Having established our arrival in Paris, I guess some info is needed about being there.  Paris is always Paris (and yes, we'll always have Paris and I love it in the springtime and I'm still waiting to drive through it in a sports car with the warm wind in my hair .......... shame about the age of 37!).  It was great to be there and also to experience it a tad on the chilly side but with the great advantage that brings, of it not being completely overrun by other touros.


It was hard to know where to start, having "done" lots of the major crowd-pullers such as the Louvre, D'Orsay, Eiffel, L'Orangerie on previous visits.  In a way that took the pressure off and Deb and I decided that a lot of our fun this time would be drawn from just being there and cruising the cafes and the restaurants in our patch in the Marais - absorbing Paris through our pores (and alimentary canals).
Now this is a TV


One of the things that really struck me this visit was that the strength of the $Oz seemed to make Paris relatively cheap and you didn't need a third mortgage to eat out at reasonable places, of which there are a plethora in the Marais.
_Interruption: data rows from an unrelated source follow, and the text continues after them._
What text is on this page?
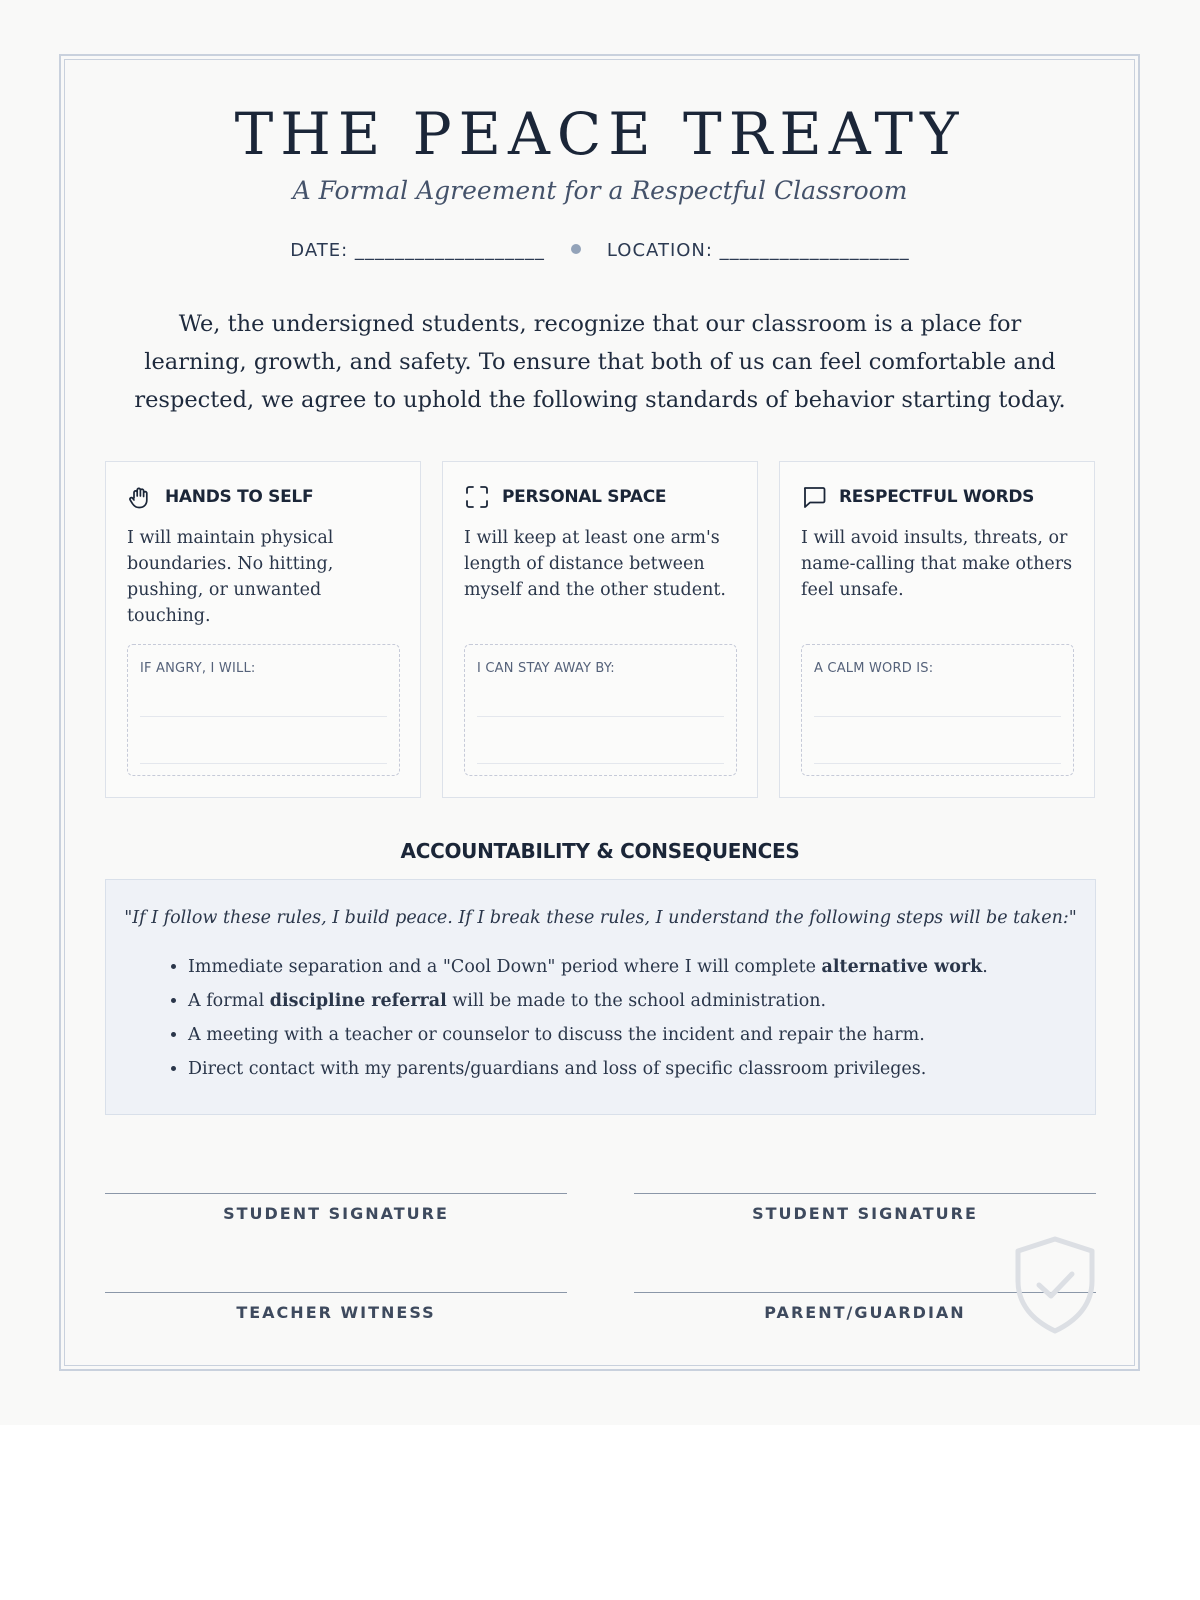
THE PEACE TREATY
A Formal Agreement for a Respectful Classroom
DATE: ___________________	LOCATION: ___________________
We, the undersigned students, recognize that our classroom is a place for learning, growth, and safety. To ensure that both of us can feel comfortable and respected, we agree to uphold the following standards of behavior starting today.
HANDS TO SELF
I will maintain physical boundaries. No hitting, pushing, or unwanted touching.
IF ANGRY, I WILL:
PERSONAL SPACE
I will keep at least one arm's length of distance between myself and the other student.
I CAN STAY AWAY BY:
RESPECTFUL WORDS
I will avoid insults, threats, or name-calling that make others feel unsafe.
A CALM WORD IS:
ACCOUNTABILITY & CONSEQUENCES
"If I follow these rules, I build peace. If I break these rules, I understand the following steps will be taken:"
• Immediate separation and a "Cool Down" period where I will complete alternative work.
• A formal discipline referral will be made to the school administration.
• A meeting with a teacher or counselor to discuss the incident and repair the harm.
• Direct contact with my parents/guardians and loss of specific classroom privileges.
STUDENT SIGNATURE	STUDENT SIGNATURE
TEACHER WITNESS	PARENT/GUARDIAN
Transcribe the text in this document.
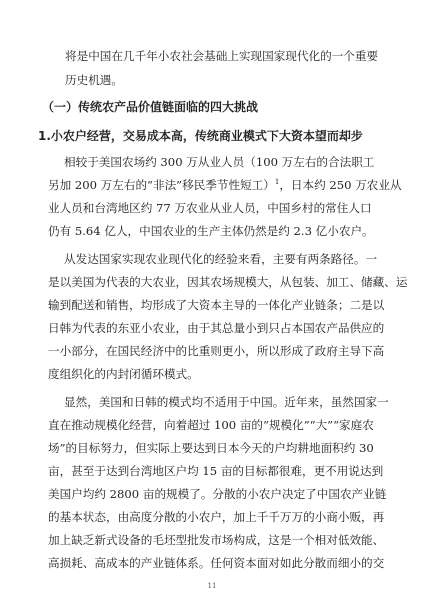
将是中国在几千年小农社会基础上实现国家现代化的一个重要
历史机遇。
（一）传统农产品价值链面临的四大挑战
1.小农户经营，交易成本高，传统商业模式下大资本望而却步
相较于美国农场约 300 万从业人员（100 万左右的合法职工
另加 200 万左右的“非法”移民季节性短工）$^1$，日本约 250 万农业从
业人员和台湾地区约 77 万农业从业人员，中国乡村的常住人口
仍有 5.64 亿人，中国农业的生产主体仍然是约 2.3 亿小农户。
从发达国家实现农业现代化的经验来看，主要有两条路径。一
是以美国为代表的大农业，因其农场规模大，从包装、加工、储藏、运
输到配送和销售，均形成了大资本主导的一体化产业链条；二是以
日韩为代表的东亚小农业，由于其总量小到只占本国农产品供应的
一小部分，在国民经济中的比重则更小，所以形成了政府主导下高
度组织化的内封闭循环模式。
显然，美国和日韩的模式均不适用于中国。近年来，虽然国家一
直在推动规模化经营，向着超过 100 亩的“规模化”“大”“家庭农
场”的目标努力，但实际上要达到日本今天的户均耕地面积约 30
亩，甚至于达到台湾地区户均 15 亩的目标都很难，更不用说达到
美国户均约 2800 亩的规模了。分散的小农户决定了中国农产业链
的基本状态，由高度分散的小农户，加上千千万万的小商小贩，再
加上缺乏新式设备的毛坯型批发市场构成，这是一个相对低效能、
高损耗、高成本的产业链体系。任何资本面对如此分散而细小的交
11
One of our first visits was to the Musee des Artes et Metiers which had been strongly recomended to me by a work acquaintance, just around the corner from home and, while it was good, it wasn't earth shatteringly great. The good things were the kitchenalia, glassware and the section on cameras, radios, TVs, watches etc.  There was lots of beautiful pottery, ceramics and glassware too.  One thing I'll say for though - it's not foot-numbingly big so you can take it in without wearing your legs down to the knees!


Beautiful in the Gardens


Later that day, we wandered around the Luxumbourg Gardens but it was really a little too cold to enjoy much.  I guess one should be impressed by the existance of such a long serving symbol of democracy (the French Senate sits in the formerLuxumbourg palace) but I thought the best thing there was some of the sculpture.


Next stop was the Montparnasse Cemetery, which I had somehow convinced myself was where Oscar and Jimmy were buried.  Wrong again.  Still a nice wander until the chill penetrated a little too deep here.




Mmmmmm
One of the few things we had planned for Paris was our anniversary/my birthday dinner at Restaurant Astier, just a 10 min stroll from our little apartment.  It had been recommended by a fellow food blogger of Deb's called David Lebovitz and his judgement was impeccable.  You can read all about it on Deb's blog (debsravingrecipes.blogspot.com) but the service, food and wine were terrific ( I had a veal terrine, magret de canard followed by a beautiful vanilla creme dessert.  We struck up a conversation with our very propinquitous neighbours at the next table, who proved to be from Dusselldorf and the conversation never stopped.  A great night.